When I heard the news of Mario Cuomo’s death this past month, I reflected on a moment that I had with the former New York State Governor. He had retired from public office after he was defeated for a fourth term as Governor in 1994.
Cuomo served as a political leader for several years in New York State and after his defeat, he decided to return to law and work for a private law firm. At the same time, many were unaware that he also decided to teach for a few semesters at Baruch College’s School of Public Affairs.
During one semester at Baruch College, faculty members as well as students were invited to listen to one of his lectures about American government.
After his lecture, I approached him and introduced myself. We continued to talk about current issues. In the midst of our brief conversation and seeing how affable he was, I asked the former Governor if he would be interested in being interviewed for L’Italo-Americano newspaper.
He pondered my request for a second and then gave me an email address. I walked away with the impression that he did not want to commit to an interview until he was more aware of his schedule and perhaps more comfortable with knowing who I was.
For the next few months, I communicated via email with Mario Cuomo’s secretary and she proposed conducting the interview by phone. I was reluctant to agree to a phone interview because a great deal is lost when a writer is unable to observe the interviewee’s body language and overall presence. Responding to questions is only part of the process when conducting an interview for a story.
In my opinion, what is equally important to writers when interviewing someone is being able to view the respondent’s behavior and demeanor to questions, sometimes these are the intangibles that become part of the story too.
Face-to-face interviews are what make the moment more organic and real than over the phone conversations but I also realized that he was probably trying to accommodate me as well as fit the interview within his busy schedule.
To prepare for my interview, I decided to read Mario Cuomo’s book, Why Lincoln Matters: Today More Than Ever. In his political treatise, he applies many of Lincoln’s moral principles and thinking to the battle with terrorism, race and the role of government. The book was published in 2004, and still remains relevant today.
From Cuomo’s perspective, President Lincoln was someone that we can still learn from, even though conservative critics were convinced that he wrote the book as a platform to bash the leaders of the Republican Party, especially at the time, to take a jab at President George W. Bush.

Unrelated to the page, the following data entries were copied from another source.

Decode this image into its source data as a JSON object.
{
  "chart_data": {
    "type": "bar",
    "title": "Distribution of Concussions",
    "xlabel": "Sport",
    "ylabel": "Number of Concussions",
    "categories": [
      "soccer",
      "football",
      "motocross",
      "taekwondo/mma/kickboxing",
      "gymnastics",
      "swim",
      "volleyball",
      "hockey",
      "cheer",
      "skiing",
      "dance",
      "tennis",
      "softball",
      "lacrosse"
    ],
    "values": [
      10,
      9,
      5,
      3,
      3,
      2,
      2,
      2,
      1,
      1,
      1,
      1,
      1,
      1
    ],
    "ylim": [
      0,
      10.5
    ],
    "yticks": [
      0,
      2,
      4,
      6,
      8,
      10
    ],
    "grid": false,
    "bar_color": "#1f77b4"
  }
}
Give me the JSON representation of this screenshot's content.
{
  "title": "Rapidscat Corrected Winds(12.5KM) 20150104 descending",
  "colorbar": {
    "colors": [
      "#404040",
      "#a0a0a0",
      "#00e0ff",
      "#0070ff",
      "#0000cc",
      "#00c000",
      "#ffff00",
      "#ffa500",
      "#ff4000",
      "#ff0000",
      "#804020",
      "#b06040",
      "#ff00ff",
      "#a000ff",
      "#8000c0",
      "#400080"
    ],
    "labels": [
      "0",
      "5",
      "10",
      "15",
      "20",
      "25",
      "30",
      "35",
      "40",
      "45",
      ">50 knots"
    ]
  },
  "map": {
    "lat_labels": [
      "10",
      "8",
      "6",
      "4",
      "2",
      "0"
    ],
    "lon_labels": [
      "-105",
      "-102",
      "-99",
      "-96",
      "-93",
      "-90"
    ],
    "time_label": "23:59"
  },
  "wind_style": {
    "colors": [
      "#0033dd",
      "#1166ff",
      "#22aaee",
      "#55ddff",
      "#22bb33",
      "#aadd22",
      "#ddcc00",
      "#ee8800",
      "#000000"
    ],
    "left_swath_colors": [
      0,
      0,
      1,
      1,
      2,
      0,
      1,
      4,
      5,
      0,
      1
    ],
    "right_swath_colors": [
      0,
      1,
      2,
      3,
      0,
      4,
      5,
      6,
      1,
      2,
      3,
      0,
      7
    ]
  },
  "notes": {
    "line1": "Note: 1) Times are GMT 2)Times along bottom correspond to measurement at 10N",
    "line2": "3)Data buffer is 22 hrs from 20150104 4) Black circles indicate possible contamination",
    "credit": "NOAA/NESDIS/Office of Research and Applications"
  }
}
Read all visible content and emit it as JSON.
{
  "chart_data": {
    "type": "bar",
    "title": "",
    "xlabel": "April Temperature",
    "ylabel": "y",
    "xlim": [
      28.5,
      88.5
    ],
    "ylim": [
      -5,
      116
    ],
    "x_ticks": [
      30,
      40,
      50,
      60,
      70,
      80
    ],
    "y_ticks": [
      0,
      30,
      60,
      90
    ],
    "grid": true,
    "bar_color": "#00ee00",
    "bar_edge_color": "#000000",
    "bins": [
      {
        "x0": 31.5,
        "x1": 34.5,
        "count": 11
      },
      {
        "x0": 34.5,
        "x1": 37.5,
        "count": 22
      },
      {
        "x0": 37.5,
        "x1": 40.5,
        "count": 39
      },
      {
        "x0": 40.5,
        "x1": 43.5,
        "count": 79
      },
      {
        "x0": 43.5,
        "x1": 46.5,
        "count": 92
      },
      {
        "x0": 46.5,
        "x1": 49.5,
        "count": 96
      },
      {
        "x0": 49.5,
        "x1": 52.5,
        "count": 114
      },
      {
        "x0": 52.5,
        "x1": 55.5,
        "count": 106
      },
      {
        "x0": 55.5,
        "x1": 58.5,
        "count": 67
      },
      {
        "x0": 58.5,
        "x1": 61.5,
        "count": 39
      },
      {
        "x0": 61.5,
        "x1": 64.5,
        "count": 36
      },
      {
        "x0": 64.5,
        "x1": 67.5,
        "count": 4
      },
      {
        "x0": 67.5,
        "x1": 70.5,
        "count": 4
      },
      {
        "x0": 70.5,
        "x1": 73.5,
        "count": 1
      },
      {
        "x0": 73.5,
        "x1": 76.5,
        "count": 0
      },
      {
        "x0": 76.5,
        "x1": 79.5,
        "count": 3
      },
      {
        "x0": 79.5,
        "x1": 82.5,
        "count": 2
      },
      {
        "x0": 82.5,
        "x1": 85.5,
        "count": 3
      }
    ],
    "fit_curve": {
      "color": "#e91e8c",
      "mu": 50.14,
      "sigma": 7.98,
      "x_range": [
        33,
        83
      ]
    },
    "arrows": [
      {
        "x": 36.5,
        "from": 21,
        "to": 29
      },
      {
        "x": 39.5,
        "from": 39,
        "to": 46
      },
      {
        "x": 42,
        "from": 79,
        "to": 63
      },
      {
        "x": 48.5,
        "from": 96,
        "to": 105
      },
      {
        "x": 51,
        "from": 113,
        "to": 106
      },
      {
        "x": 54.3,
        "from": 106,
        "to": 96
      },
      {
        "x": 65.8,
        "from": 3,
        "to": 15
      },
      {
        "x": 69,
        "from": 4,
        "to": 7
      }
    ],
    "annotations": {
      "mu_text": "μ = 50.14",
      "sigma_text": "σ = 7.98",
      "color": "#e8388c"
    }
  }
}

Another part of my research in preparation to my interview with Mario Cuomo was to listen to his keynote address at the Democratic Convention at San Francisco in 1984 on YouTube. Many political scientists and journalists are convinced that this is what put the Italian American Governor on the national map. Prior to his keynote speech, his popularity remained, at best, within the Northeastern part of the country. In his speech, he challenged President Ronald Reagan’s domestic policies and gained more support from liberals who resided throughout the United States.
His performance at the convention was highlighted by his oratory skills and created a path for him to be on his way to the national spotlight. Subsequently, his name was floating around as the next Democratic Presidential Nominee; there was a buzz around Washington DC, that the man born in Queens, NY to Italian immigrants was a future force in American politics. The high expectations that many had for the NYS Governor however, never reached the level that many had predicted.
Perhaps Mario Cuomo could have been the first Italian American elected to the Executive Office but the NYS Governor was not interested in running for President. In 1992 President Clinton was considering him as a possible running mate for Vice-President but he was not interested and a few years later Clinton considered Cuomo for a Supreme Court position- once again he declined the offer. I have read unsubstantiated reports from aides and from others as to why he was not interested in becoming a national political figure and there is little information given by Mario himself about this subject.
From my research, I had concluded that I was going to be direct and ask a question for clarification as to why would someone who appeared to have so much support from his own political party nationwide, not be interested or at least have voters decide if they wanted him in the White House.
I thought as a way to make both of us feel comfortable, I would begin the interview by talking baseball. I knew Mario Cuomo, before interested in law and politics, was signed as an outfielder by the Pittsburg Pirates’ minor league farm team in 1952. He never reached the Major Leagues but always remained interested in the sport.
He was still known to talk about baseball and in recent years was involved in fantasy baseball. As I was waiting for a concrete date to my interview with Cuomo, his secretary contacted me and she explained that due to scheduling conflicts, the former Governor would be unavailable for some time. According to his secretary, Mario suggested as an alternative perhaps I would be interested in interviewing his wife Matilda Cuomo.
I thought about the famous saying, “Behind every great man, there’s a great woman,” so I agreed the story would be an interesting twist to my original idea. Once again his secretary communicated for several months until we were both unable to commit to a date. In short, my interview with the former NY leader and later his wife never materialized.
In retrospect, I was looking forward to having the opportunity to sit down with Mario Cuomo not just because of his Italian American background and his impact on New York State but his wide range of interests and political views. Mario Cuomo will be missed especially because of the interview that almost happened.